Honour killings, however, are unique, based on codes of morality reinforced by fundamentalist religious dictates and reflecting the culture’s values aimed at regulating female behaviour –values that the family, including the victim’s family, is expected to enforce and uphold. Honour killings are a family collaboration; fathers give the verdict, mothers support the decision, remain silent or simply cannot control the course of events, and brothers often commit the crime. An honour killing culture has been described as one in which a man who refrains from ‘washing shame with blood’ is a ‘coward who is not worthy of living…as less than a man’.
The long and sordid history of oppressing women in the name of religion includes Islam, but is not limited to Islam.

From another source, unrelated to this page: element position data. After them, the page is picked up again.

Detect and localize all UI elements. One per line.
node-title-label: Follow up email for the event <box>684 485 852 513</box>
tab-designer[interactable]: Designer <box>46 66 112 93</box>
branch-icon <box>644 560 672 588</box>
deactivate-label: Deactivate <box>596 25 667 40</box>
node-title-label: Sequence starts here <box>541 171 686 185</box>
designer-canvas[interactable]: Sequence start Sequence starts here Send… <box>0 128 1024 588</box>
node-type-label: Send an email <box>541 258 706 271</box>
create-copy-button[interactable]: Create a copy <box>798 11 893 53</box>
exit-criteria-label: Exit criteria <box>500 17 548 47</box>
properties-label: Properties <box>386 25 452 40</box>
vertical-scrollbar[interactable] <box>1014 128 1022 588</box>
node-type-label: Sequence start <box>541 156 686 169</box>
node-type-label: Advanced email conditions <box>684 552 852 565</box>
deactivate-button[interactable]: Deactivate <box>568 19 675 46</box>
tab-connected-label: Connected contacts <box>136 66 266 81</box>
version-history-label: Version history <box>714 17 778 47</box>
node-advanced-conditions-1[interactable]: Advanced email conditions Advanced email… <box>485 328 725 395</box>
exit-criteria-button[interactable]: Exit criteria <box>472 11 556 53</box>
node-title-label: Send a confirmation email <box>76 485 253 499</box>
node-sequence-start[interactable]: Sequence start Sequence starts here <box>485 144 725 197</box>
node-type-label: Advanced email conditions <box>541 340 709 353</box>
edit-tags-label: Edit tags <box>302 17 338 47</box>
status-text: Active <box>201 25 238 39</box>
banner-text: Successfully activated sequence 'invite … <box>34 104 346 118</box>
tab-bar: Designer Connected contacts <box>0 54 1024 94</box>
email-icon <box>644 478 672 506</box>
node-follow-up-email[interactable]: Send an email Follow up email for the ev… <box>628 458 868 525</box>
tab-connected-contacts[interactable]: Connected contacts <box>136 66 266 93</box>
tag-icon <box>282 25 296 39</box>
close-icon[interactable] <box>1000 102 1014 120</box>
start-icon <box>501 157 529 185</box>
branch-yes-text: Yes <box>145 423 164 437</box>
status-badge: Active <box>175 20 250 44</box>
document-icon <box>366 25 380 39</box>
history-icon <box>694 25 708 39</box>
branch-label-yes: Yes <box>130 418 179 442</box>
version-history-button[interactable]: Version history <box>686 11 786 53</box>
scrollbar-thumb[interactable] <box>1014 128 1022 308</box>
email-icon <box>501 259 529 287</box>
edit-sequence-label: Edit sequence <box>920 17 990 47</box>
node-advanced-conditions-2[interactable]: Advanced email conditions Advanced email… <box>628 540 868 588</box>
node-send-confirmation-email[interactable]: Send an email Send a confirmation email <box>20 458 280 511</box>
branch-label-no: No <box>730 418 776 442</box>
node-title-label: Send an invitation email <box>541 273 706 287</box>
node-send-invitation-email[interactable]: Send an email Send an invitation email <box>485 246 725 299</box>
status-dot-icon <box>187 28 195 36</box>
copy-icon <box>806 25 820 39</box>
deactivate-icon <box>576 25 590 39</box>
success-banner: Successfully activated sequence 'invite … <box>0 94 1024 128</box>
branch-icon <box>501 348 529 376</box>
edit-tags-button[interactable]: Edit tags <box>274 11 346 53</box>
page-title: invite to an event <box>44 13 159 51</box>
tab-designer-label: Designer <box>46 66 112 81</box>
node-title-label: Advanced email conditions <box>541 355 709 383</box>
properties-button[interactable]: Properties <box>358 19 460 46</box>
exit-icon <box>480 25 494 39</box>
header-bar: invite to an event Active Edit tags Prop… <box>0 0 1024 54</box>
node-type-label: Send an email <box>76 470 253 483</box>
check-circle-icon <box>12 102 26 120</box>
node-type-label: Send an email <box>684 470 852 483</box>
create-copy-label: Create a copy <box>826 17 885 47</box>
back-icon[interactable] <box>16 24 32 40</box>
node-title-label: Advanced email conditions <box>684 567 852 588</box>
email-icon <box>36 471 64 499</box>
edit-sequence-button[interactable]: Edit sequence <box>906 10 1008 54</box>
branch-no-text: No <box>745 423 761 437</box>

Through the centuries, so-called honour killings have become deeply rooted in cultural and social norms, and not just in Islamic communities but around the world. Recently, however, the honour murder phenomenon has become a social plague in many Muslim societies. Despite its clear pre-Islamic pagan origins, contemporary Islamic authorities usually refrain from unequivocally condemning it. Some important Islamic scholars in Jordan have gone even further by declaring honour-crimes an Islamic imperative that derives from the ‘values of virility advocated by Islam’.
The main accusations directed at honour killings victims are: 1. Being ‘too western’ and/or resisting or disobeying cultural and religious expectations. 2. Committing an alleged ‘sexual impropriety’; this refers to victims who had been raped, were allegedly having extra-marital affairs, or who were viewed as ‘promiscuous’ (even where this might not refer to actual sexual promiscuity or even sexual activity). It is the mindset that women have no right to decide on their lives and that once a decision is made for women, the family takes any challenge to that decision as a challenge to cultural and family values. The ‘enabling culture’ that allows honour killings to continue includes the incomprehensible silence of others — family, friends and even neighbours — who choose to turn a blind eye in such cases.
A landmark judgment by the Indian Supreme Court in an honour killing case called such killings a slur on the nation and a barbaric, feudal practice that ought to be stamped out. The apex court directed courts to view such cases as a ‘rarest of rare’ category for awarding the death penalty to the convicts: “This is necessary as a deterrent for such outrageous, uncivilised behaviour. All persons who are planning to perpetrate ‘honour’ killings should know that the gallows await them,” the court judgment said. The deterrent effect of the death penalty should reduce the incidence of honour killings worldwide, as perpetrators would think twice before they plan and carry out these horrific murders.
This is not to doubt or underestimate the deeply ingrained, sinister socio-psychological forces at work here, which only education can empower people to question, undermine and eventually eliminate a cultural mindset within which honour killings crimes are committed, a mindset itself born from ignorance and the very result of a lack of education in the first place. The government should do more to ensure that women subjected to violence, harassment and discrimination have effective access to justice. Law enforcement and religious authorities must all be included in education, prevention, and prosecution efforts in the matter of honour killings.